As he held her hand, his eyes were drawn to the scars which circled her wrists. He knew from experience that some scars didn't heal and the pain she felt came from inside.
She wasn't the woman he had met in the department store, the one who had pointed a gun she didn't know how to use in his face and, not an hour later, looked at him, as if expecting him to arrest her for taking the mermaid necklace. The way she had spoken to him, so meekly and softly, when talking about Amy, seemed so long ago now.

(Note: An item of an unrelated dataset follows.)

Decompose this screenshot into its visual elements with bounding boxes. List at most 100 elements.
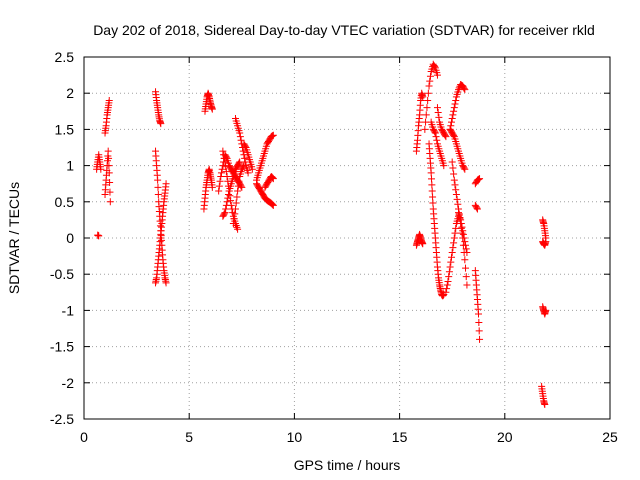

She had never been weak, he mused. He recalled being told how she had stood up to Ed. He recalled how she had threatened to kill him for entrapping them, even though she didn't know how to use the gun she pointed at his head. The memory brought a painful smile to his face and then tears to his eyes. Pulling his gun out of the back of his jeans, looked down at it and then lay it on the grass between them.
Some people were too far gone, he mused. Some people changed in ways that were irreparable, were hurt by too many people, in too many ways. She was one of those people. This world had broken her, like a stallion that refused to give in, but eventually bent to the will of its master. This world was their master now, with its cruel, unforgiving ways. He realized that they would never stop running and that she didn't have the strength to run anymore.
She didn't want to run anymore.
"You know how the safety works." He said, leaning over to place a watery kiss her temple, before standing up and walking away, refusing to look back.
The shot that cracked the night broke his heart.